剣道を今やっている人間で知らない人は少ない。

この人は大学剣道の大会で優勝争いに絡む選手だ。少し前まで高校の大会にもいて、その名は知られている。


剣道部で強豪校と言われる部活うちでこの人を知らない子は一年生ぐらいだ。

私も以前から名前だけは知っていた。まさか、記憶にある本人だとは思いもしなかったが。


「今日、稽古しようって約束していたのをすっかり忘れてました」

「俺を忘れるなんて、いい度胸してるじゃねぇか」


不遜に笑って話に合わせる目の前の男は、私が何も知らない女子高生なら悲鳴を上げたいぐらいイイ男だ。似た者同士、嫌な笑みを浮かべていることだろう。


部長が深いため息をつきながら先を促した。


「それで?」

「顧問にお願いします」

「ったく、早めにいえ早めに。北条の先輩なんだな?」

「はい」

「それは、稽古を期待してるぜ。よし、顧問に言って何とかしてやろう」


もともと外来稽古が多い部活だ、きっと言葉通り何とかしてくれる。

大曲先輩の頼もしい言葉に安心する。土方さんが急に押しかけてくるから、もちろん外来申請とかしていない。そもそもどうやって校内に入ってきたのかも謎だ。


大曲先輩は割って入ったあと、僕の近くに立って困った顔をしていた。


「ただな、心配かけんな。驚いた」

「すみません」


軽く頭の上に置かれた手がくすぐったい。

先生が僕を甘やかしていたように先輩は薫を甘やかしてくれる。


小手をつけたままだから、ちょっとごわついていて、部活の臭いがするが、それがより先生との記憶を呼び覚ます。

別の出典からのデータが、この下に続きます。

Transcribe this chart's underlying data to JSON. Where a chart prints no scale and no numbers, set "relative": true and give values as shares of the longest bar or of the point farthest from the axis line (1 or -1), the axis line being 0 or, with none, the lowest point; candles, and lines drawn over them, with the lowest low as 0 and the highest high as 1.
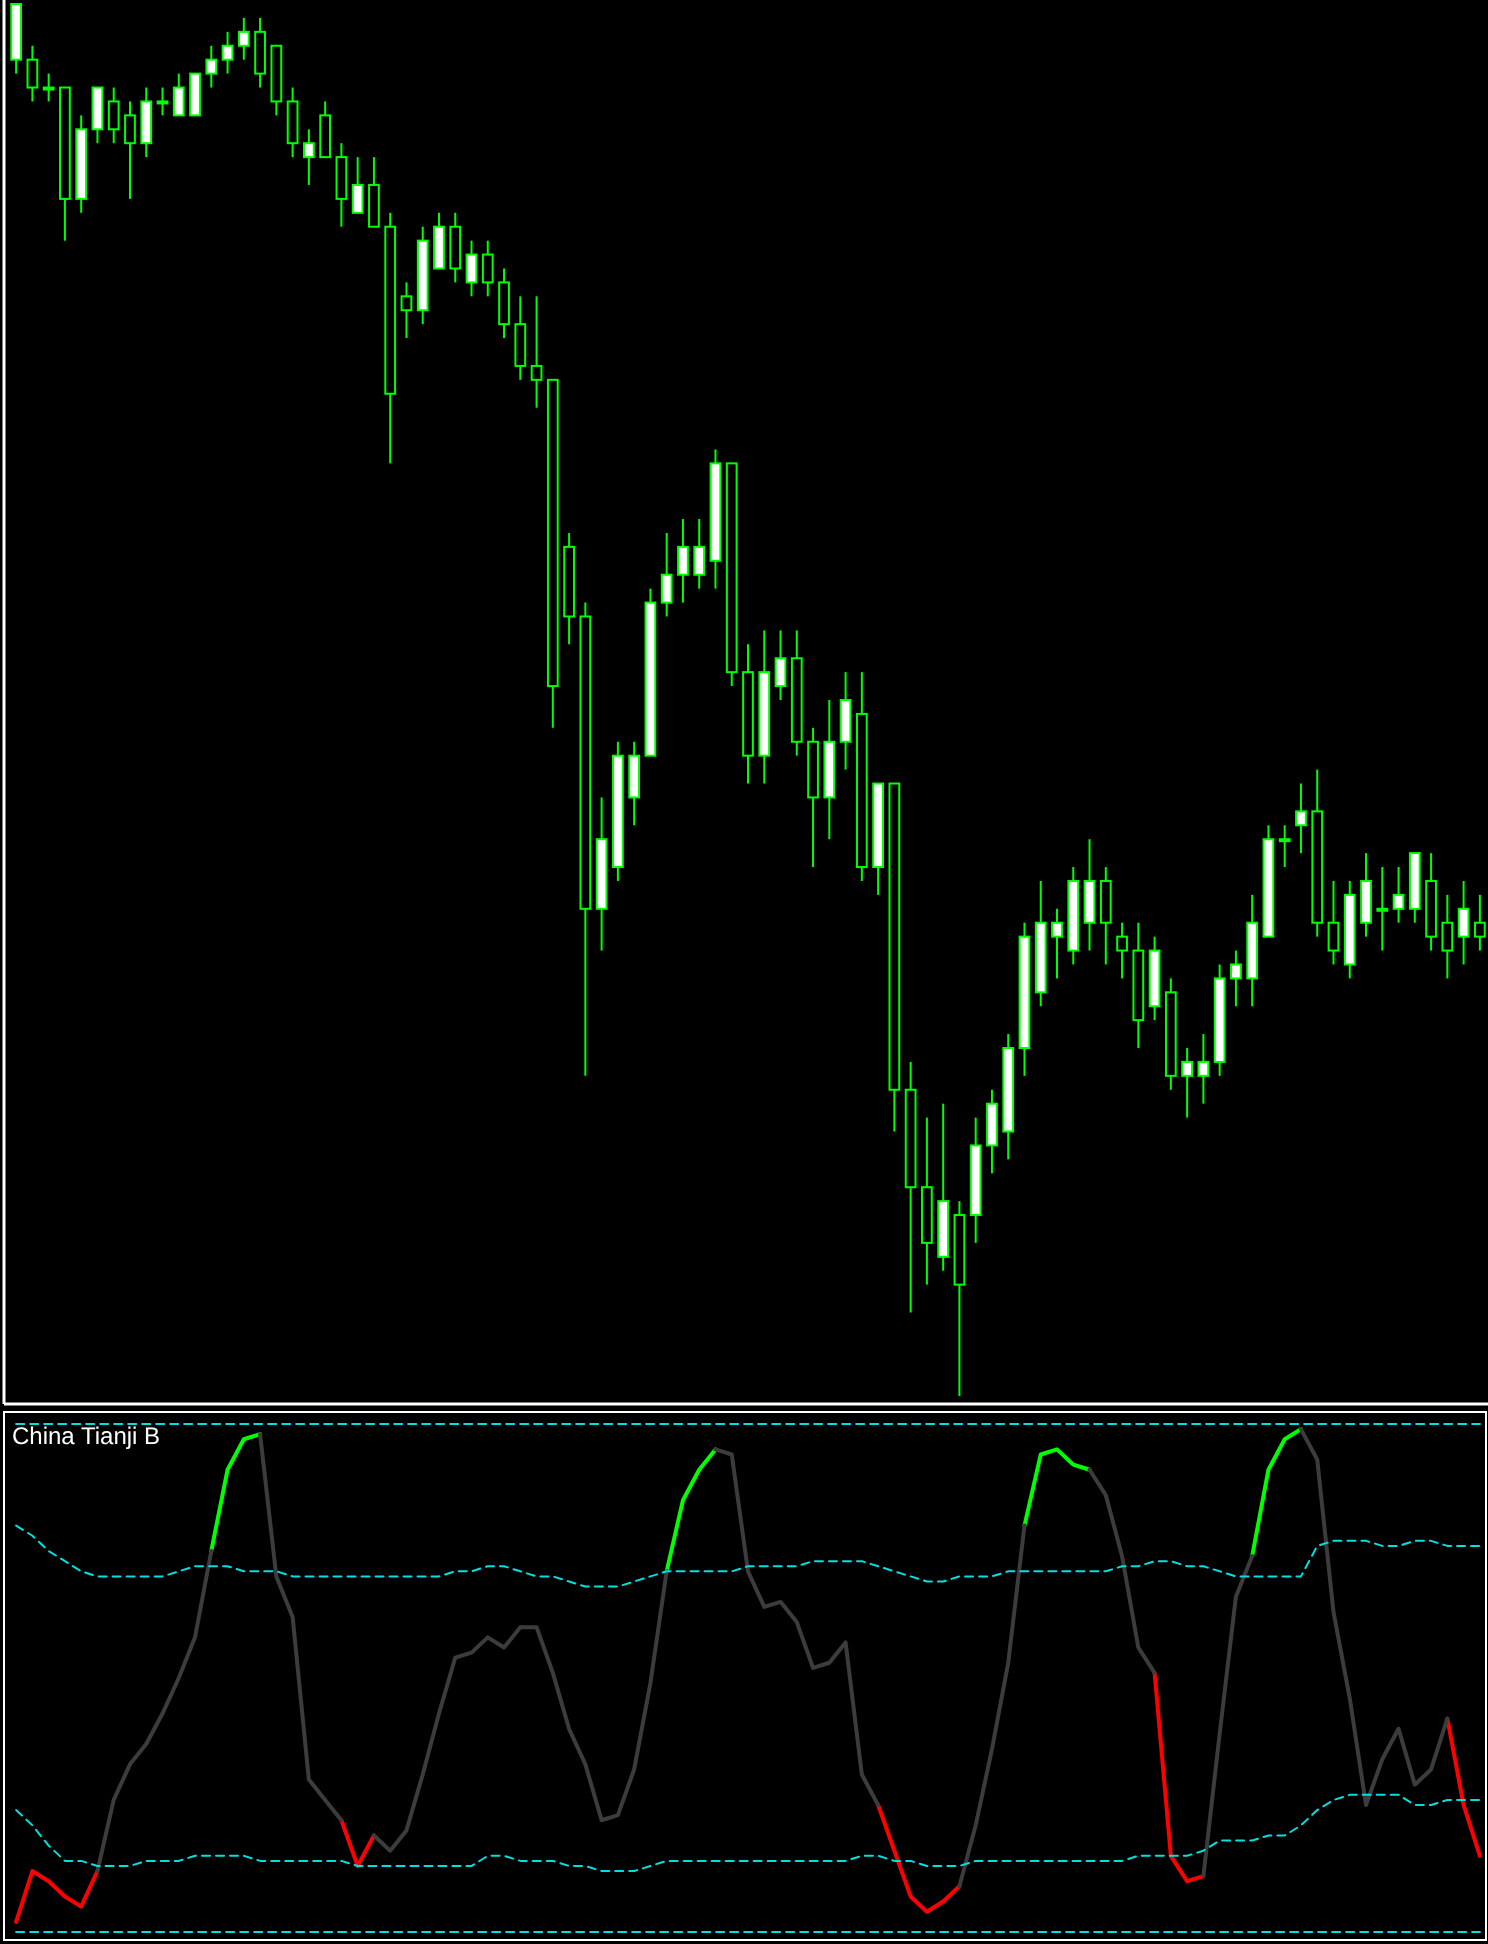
{
  "chart_data": [
    {
      "type": "candlestick",
      "relative": true,
      "color": "#00ff00",
      "categories": [
        null,
        null,
        null,
        null,
        null,
        null,
        null,
        null,
        null,
        null,
        null,
        null,
        null,
        null,
        null,
        null,
        null,
        null,
        null,
        null,
        null,
        null,
        null,
        null,
        null,
        null,
        null,
        null,
        null,
        null,
        null,
        null,
        null,
        null,
        null,
        null,
        null,
        null,
        null,
        null,
        null,
        null,
        null,
        null,
        null,
        null,
        null,
        null,
        null,
        null,
        null,
        null,
        null,
        null,
        null,
        null,
        null,
        null,
        null,
        null,
        null,
        null,
        null,
        null,
        null,
        null,
        null,
        null,
        null,
        null,
        null,
        null,
        null,
        null,
        null,
        null,
        null,
        null,
        null,
        null,
        null,
        null,
        null,
        null,
        null,
        null,
        null,
        null,
        null,
        null,
        null
      ],
      "ohlc": [
        [
          0.96,
          1,
          0.95,
          1.0
        ],
        [
          0.96,
          0.97,
          0.93,
          0.94
        ],
        [
          0.94,
          0.95,
          0.93,
          0.94
        ],
        [
          0.94,
          0.94,
          0.83,
          0.86
        ],
        [
          0.86,
          0.92,
          0.85,
          0.91
        ],
        [
          0.91,
          0.94,
          0.9,
          0.94
        ],
        [
          0.93,
          0.94,
          0.9,
          0.91
        ],
        [
          0.92,
          0.93,
          0.86,
          0.9
        ],
        [
          0.9,
          0.94,
          0.89,
          0.93
        ],
        [
          0.93,
          0.94,
          0.92,
          0.93
        ],
        [
          0.92,
          0.95,
          0.92,
          0.94
        ],
        [
          0.92,
          0.95,
          0.92,
          0.95
        ],
        [
          0.95,
          0.97,
          0.94,
          0.96
        ],
        [
          0.96,
          0.98,
          0.95,
          0.97
        ],
        [
          0.97,
          0.99,
          0.96,
          0.98
        ],
        [
          0.98,
          0.99,
          0.94,
          0.95
        ],
        [
          0.97,
          0.97,
          0.92,
          0.93
        ],
        [
          0.93,
          0.94,
          0.89,
          0.9
        ],
        [
          0.89,
          0.91,
          0.87,
          0.9
        ],
        [
          0.92,
          0.93,
          0.89,
          0.89
        ],
        [
          0.89,
          0.9,
          0.84,
          0.86
        ],
        [
          0.85,
          0.89,
          0.85,
          0.87
        ],
        [
          0.87,
          0.89,
          0.84,
          0.84
        ],
        [
          0.84,
          0.85,
          0.67,
          0.72
        ],
        [
          0.79,
          0.8,
          0.76,
          0.78
        ],
        [
          0.78,
          0.84,
          0.77,
          0.83
        ],
        [
          0.81,
          0.85,
          0.81,
          0.84
        ],
        [
          0.84,
          0.85,
          0.8,
          0.81
        ],
        [
          0.8,
          0.83,
          0.79,
          0.82
        ],
        [
          0.82,
          0.83,
          0.79,
          0.8
        ],
        [
          0.8,
          0.81,
          0.76,
          0.77
        ],
        [
          0.77,
          0.79,
          0.73,
          0.74
        ],
        [
          0.74,
          0.79,
          0.71,
          0.73
        ],
        [
          0.73,
          0.73,
          0.48,
          0.51
        ],
        [
          0.61,
          0.62,
          0.54,
          0.56
        ],
        [
          0.56,
          0.57,
          0.23,
          0.35
        ],
        [
          0.35,
          0.43,
          0.32,
          0.4
        ],
        [
          0.38,
          0.47,
          0.37,
          0.46
        ],
        [
          0.43,
          0.47,
          0.41,
          0.46
        ],
        [
          0.46,
          0.58,
          0.46,
          0.57
        ],
        [
          0.57,
          0.62,
          0.56,
          0.59
        ],
        [
          0.59,
          0.63,
          0.57,
          0.61
        ],
        [
          0.59,
          0.63,
          0.58,
          0.61
        ],
        [
          0.6,
          0.68,
          0.58,
          0.67
        ],
        [
          0.67,
          0.67,
          0.51,
          0.52
        ],
        [
          0.52,
          0.54,
          0.44,
          0.46
        ],
        [
          0.46,
          0.55,
          0.44,
          0.52
        ],
        [
          0.51,
          0.55,
          0.5,
          0.53
        ],
        [
          0.53,
          0.55,
          0.46,
          0.47
        ],
        [
          0.47,
          0.48,
          0.38,
          0.43
        ],
        [
          0.43,
          0.5,
          0.4,
          0.47
        ],
        [
          0.47,
          0.52,
          0.45,
          0.5
        ],
        [
          0.49,
          0.52,
          0.37,
          0.38
        ],
        [
          0.38,
          0.44,
          0.36,
          0.44
        ],
        [
          0.44,
          0.44,
          0.19,
          0.22
        ],
        [
          0.22,
          0.24,
          0.06,
          0.15
        ],
        [
          0.15,
          0.2,
          0.08,
          0.11
        ],
        [
          0.1,
          0.21,
          0.09,
          0.14
        ],
        [
          0.13,
          0.14,
          0,
          0.08
        ],
        [
          0.13,
          0.2,
          0.11,
          0.18
        ],
        [
          0.18,
          0.22,
          0.16,
          0.21
        ],
        [
          0.19,
          0.26,
          0.17,
          0.25
        ],
        [
          0.25,
          0.34,
          0.23,
          0.33
        ],
        [
          0.29,
          0.37,
          0.28,
          0.34
        ],
        [
          0.33,
          0.35,
          0.3,
          0.34
        ],
        [
          0.32,
          0.38,
          0.31,
          0.37
        ],
        [
          0.34,
          0.4,
          0.32,
          0.37
        ],
        [
          0.37,
          0.38,
          0.31,
          0.34
        ],
        [
          0.33,
          0.34,
          0.3,
          0.32
        ],
        [
          0.32,
          0.34,
          0.25,
          0.27
        ],
        [
          0.28,
          0.33,
          0.27,
          0.32
        ],
        [
          0.29,
          0.3,
          0.22,
          0.23
        ],
        [
          0.23,
          0.25,
          0.2,
          0.24
        ],
        [
          0.23,
          0.26,
          0.21,
          0.24
        ],
        [
          0.24,
          0.31,
          0.23,
          0.3
        ],
        [
          0.3,
          0.32,
          0.28,
          0.31
        ],
        [
          0.3,
          0.36,
          0.28,
          0.34
        ],
        [
          0.33,
          0.41,
          0.33,
          0.4
        ],
        [
          0.4,
          0.41,
          0.38,
          0.4
        ],
        [
          0.41,
          0.44,
          0.39,
          0.42
        ],
        [
          0.42,
          0.45,
          0.33,
          0.34
        ],
        [
          0.34,
          0.37,
          0.31,
          0.32
        ],
        [
          0.31,
          0.37,
          0.3,
          0.36
        ],
        [
          0.34,
          0.39,
          0.33,
          0.37
        ],
        [
          0.35,
          0.38,
          0.32,
          0.35
        ],
        [
          0.35,
          0.38,
          0.34,
          0.36
        ],
        [
          0.35,
          0.39,
          0.34,
          0.39
        ],
        [
          0.37,
          0.39,
          0.32,
          0.33
        ],
        [
          0.34,
          0.36,
          0.3,
          0.32
        ],
        [
          0.33,
          0.37,
          0.31,
          0.35
        ],
        [
          0.34,
          0.36,
          0.32,
          0.33
        ]
      ]
    },
    {
      "type": "line",
      "title": "China Tianji B",
      "relative": true,
      "categories": [
        null,
        null,
        null,
        null,
        null,
        null,
        null,
        null,
        null,
        null,
        null,
        null,
        null,
        null,
        null,
        null,
        null,
        null,
        null,
        null,
        null,
        null,
        null,
        null,
        null,
        null,
        null,
        null,
        null,
        null,
        null,
        null,
        null,
        null,
        null,
        null,
        null,
        null,
        null,
        null,
        null,
        null,
        null,
        null,
        null,
        null,
        null,
        null,
        null,
        null,
        null,
        null,
        null,
        null,
        null,
        null,
        null,
        null,
        null,
        null,
        null,
        null,
        null,
        null,
        null,
        null,
        null,
        null,
        null,
        null,
        null,
        null,
        null,
        null,
        null,
        null,
        null,
        null,
        null,
        null,
        null,
        null,
        null,
        null,
        null,
        null,
        null,
        null,
        null,
        null,
        null
      ],
      "series": [
        {
          "color": "#00ff00",
          "values": [
            null,
            null,
            null,
            null,
            null,
            null,
            null,
            null,
            null,
            null,
            null,
            null,
            0.75,
            0.91,
            0.97,
            0.98,
            null,
            null,
            null,
            null,
            null,
            null,
            null,
            null,
            null,
            null,
            null,
            null,
            null,
            null,
            null,
            null,
            null,
            null,
            null,
            null,
            null,
            null,
            null,
            null,
            0.71,
            0.85,
            0.91,
            0.95,
            null,
            null,
            null,
            null,
            null,
            null,
            null,
            null,
            null,
            null,
            null,
            null,
            null,
            null,
            null,
            null,
            null,
            null,
            0.8,
            0.94,
            0.95,
            0.92,
            0.91,
            null,
            null,
            null,
            null,
            null,
            null,
            null,
            null,
            null,
            0.74,
            0.91,
            0.97,
            0.99,
            null,
            null,
            null,
            null,
            null,
            null,
            null,
            null,
            null,
            null,
            null
          ]
        },
        {
          "color": "#ff0000",
          "values": [
            0.02,
            0.12,
            0.1,
            0.07,
            0.05,
            0.12,
            null,
            null,
            null,
            null,
            null,
            null,
            null,
            null,
            null,
            null,
            null,
            null,
            null,
            null,
            0.22,
            0.13,
            0.19,
            null,
            null,
            null,
            null,
            null,
            null,
            null,
            null,
            null,
            null,
            null,
            null,
            null,
            null,
            null,
            null,
            null,
            null,
            null,
            null,
            null,
            null,
            null,
            null,
            null,
            null,
            null,
            null,
            null,
            null,
            0.25,
            0.16,
            0.07,
            0.04,
            0.06,
            0.09,
            null,
            null,
            null,
            null,
            null,
            null,
            null,
            null,
            null,
            null,
            null,
            0.51,
            0.15,
            0.1,
            0.11,
            null,
            null,
            null,
            null,
            null,
            null,
            null,
            null,
            null,
            null,
            null,
            null,
            null,
            null,
            0.42,
            0.25,
            0.15
          ]
        },
        {
          "color": "#3c3c3c",
          "values": [
            null,
            null,
            null,
            null,
            null,
            0.12,
            0.26,
            0.33,
            0.37,
            0.43,
            0.5,
            0.58,
            0.75,
            null,
            null,
            0.98,
            0.7,
            0.62,
            0.3,
            0.26,
            0.22,
            null,
            0.19,
            0.16,
            0.2,
            0.31,
            0.43,
            0.54,
            0.55,
            0.58,
            0.56,
            0.6,
            0.6,
            0.51,
            0.4,
            0.33,
            0.22,
            0.23,
            0.32,
            0.49,
            0.71,
            null,
            null,
            0.95,
            0.94,
            0.71,
            0.64,
            0.65,
            0.61,
            0.52,
            0.53,
            0.57,
            0.31,
            0.25,
            null,
            null,
            null,
            null,
            0.09,
            0.21,
            0.36,
            0.53,
            0.8,
            null,
            null,
            null,
            0.91,
            0.86,
            0.74,
            0.56,
            0.51,
            null,
            null,
            0.11,
            0.39,
            0.66,
            0.74,
            null,
            null,
            0.99,
            0.93,
            0.63,
            0.46,
            0.25,
            0.34,
            0.4,
            0.29,
            0.32,
            0.42,
            null,
            null
          ]
        },
        {
          "color": "#00e0e0",
          "line_style": "dashed",
          "values": [
            0.8,
            0.78,
            0.75,
            0.73,
            0.71,
            0.7,
            0.7,
            0.7,
            0.7,
            0.7,
            0.71,
            0.72,
            0.72,
            0.72,
            0.71,
            0.71,
            0.71,
            0.7,
            0.7,
            0.7,
            0.7,
            0.7,
            0.7,
            0.7,
            0.7,
            0.7,
            0.7,
            0.71,
            0.71,
            0.72,
            0.72,
            0.71,
            0.7,
            0.7,
            0.69,
            0.68,
            0.68,
            0.68,
            0.69,
            0.7,
            0.71,
            0.71,
            0.71,
            0.71,
            0.71,
            0.72,
            0.72,
            0.72,
            0.72,
            0.73,
            0.73,
            0.73,
            0.73,
            0.72,
            0.71,
            0.7,
            0.69,
            0.69,
            0.7,
            0.7,
            0.7,
            0.71,
            0.71,
            0.71,
            0.71,
            0.71,
            0.71,
            0.71,
            0.72,
            0.72,
            0.73,
            0.73,
            0.72,
            0.72,
            0.71,
            0.7,
            0.7,
            0.7,
            0.7,
            0.7,
            0.76,
            0.77,
            0.77,
            0.77,
            0.76,
            0.76,
            0.77,
            0.77,
            0.76,
            0.76,
            0.76
          ]
        },
        {
          "color": "#00e0e0",
          "line_style": "dashed",
          "values": [
            0.24,
            0.21,
            0.17,
            0.14,
            0.14,
            0.13,
            0.13,
            0.13,
            0.14,
            0.14,
            0.14,
            0.15,
            0.15,
            0.15,
            0.15,
            0.14,
            0.14,
            0.14,
            0.14,
            0.14,
            0.14,
            0.13,
            0.13,
            0.13,
            0.13,
            0.13,
            0.13,
            0.13,
            0.13,
            0.15,
            0.15,
            0.14,
            0.14,
            0.14,
            0.13,
            0.13,
            0.12,
            0.12,
            0.12,
            0.13,
            0.14,
            0.14,
            0.14,
            0.14,
            0.14,
            0.14,
            0.14,
            0.14,
            0.14,
            0.14,
            0.14,
            0.14,
            0.15,
            0.15,
            0.14,
            0.14,
            0.13,
            0.13,
            0.13,
            0.14,
            0.14,
            0.14,
            0.14,
            0.14,
            0.14,
            0.14,
            0.14,
            0.14,
            0.14,
            0.15,
            0.15,
            0.15,
            0.15,
            0.16,
            0.18,
            0.18,
            0.18,
            0.19,
            0.19,
            0.21,
            0.24,
            0.26,
            0.27,
            0.27,
            0.27,
            0.27,
            0.25,
            0.25,
            0.26,
            0.26,
            0.26
          ]
        },
        {
          "color": "#00e0e0",
          "line_style": "dashed",
          "values": [
            1,
            1,
            1,
            1,
            1,
            1,
            1,
            1,
            1,
            1,
            1,
            1,
            1,
            1,
            1,
            1,
            1,
            1,
            1,
            1,
            1,
            1,
            1,
            1,
            1,
            1,
            1,
            1,
            1,
            1,
            1,
            1,
            1,
            1,
            1,
            1,
            1,
            1,
            1,
            1,
            1,
            1,
            1,
            1,
            1,
            1,
            1,
            1,
            1,
            1,
            1,
            1,
            1,
            1,
            1,
            1,
            1,
            1,
            1,
            1,
            1,
            1,
            1,
            1,
            1,
            1,
            1,
            1,
            1,
            1,
            1,
            1,
            1,
            1,
            1,
            1,
            1,
            1,
            1,
            1,
            1,
            1,
            1,
            1,
            1,
            1,
            1,
            1,
            1,
            1,
            1
          ]
        },
        {
          "color": "#00e0e0",
          "line_style": "dashed",
          "values": [
            0,
            0,
            0,
            0,
            0,
            0,
            0,
            0,
            0,
            0,
            0,
            0,
            0,
            0,
            0,
            0,
            0,
            0,
            0,
            0,
            0,
            0,
            0,
            0,
            0,
            0,
            0,
            0,
            0,
            0,
            0,
            0,
            0,
            0,
            0,
            0,
            0,
            0,
            0,
            0,
            0,
            0,
            0,
            0,
            0,
            0,
            0,
            0,
            0,
            0,
            0,
            0,
            0,
            0,
            0,
            0,
            0,
            0,
            0,
            0,
            0,
            0,
            0,
            0,
            0,
            0,
            0,
            0,
            0,
            0,
            0,
            0,
            0,
            0,
            0,
            0,
            0,
            0,
            0,
            0,
            0,
            0,
            0,
            0,
            0,
            0,
            0,
            0,
            0,
            0,
            0
          ]
        }
      ]
    }
  ]
}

「知らない男と北条が木剣で打ち合ってると報告を受けるこっちの身にもなってくれ」

「はい、ご心配おかけしました」


確かに中身はどうであれ、私の外見は女子高生だ。

後輩の女子高生が、道場で申請のない不審者と戦っていたら、先輩の立場なら肝の潰れる思いをすることだろう。


先輩を見送ってから再度土方さんに向き直る。

木刀を腰から抜刀して、晴眼に構える。土方さんも構えるがやっぱり道場剣術にしては柄が悪い。


「お前、相変わらず可愛がられるな」

「今回のはあんたのせいだと思いますよ?」


土方さんの顔を見上げることに違和感を覚える辺り、自分も昔に囚われたままだ。


僕も人のことを言えない。

今日も竹刀に持ち替えたあと、昔よりも細い甲高い声を上げて、彼に打ち掛かった。

打ち込まれる度に重く感じる剣戟に昔との違いを実感している。でも、まだ道場内では僕の方が強い。


監督を審判にして、今日も今日とて、ブレなく土方さんから二本取った。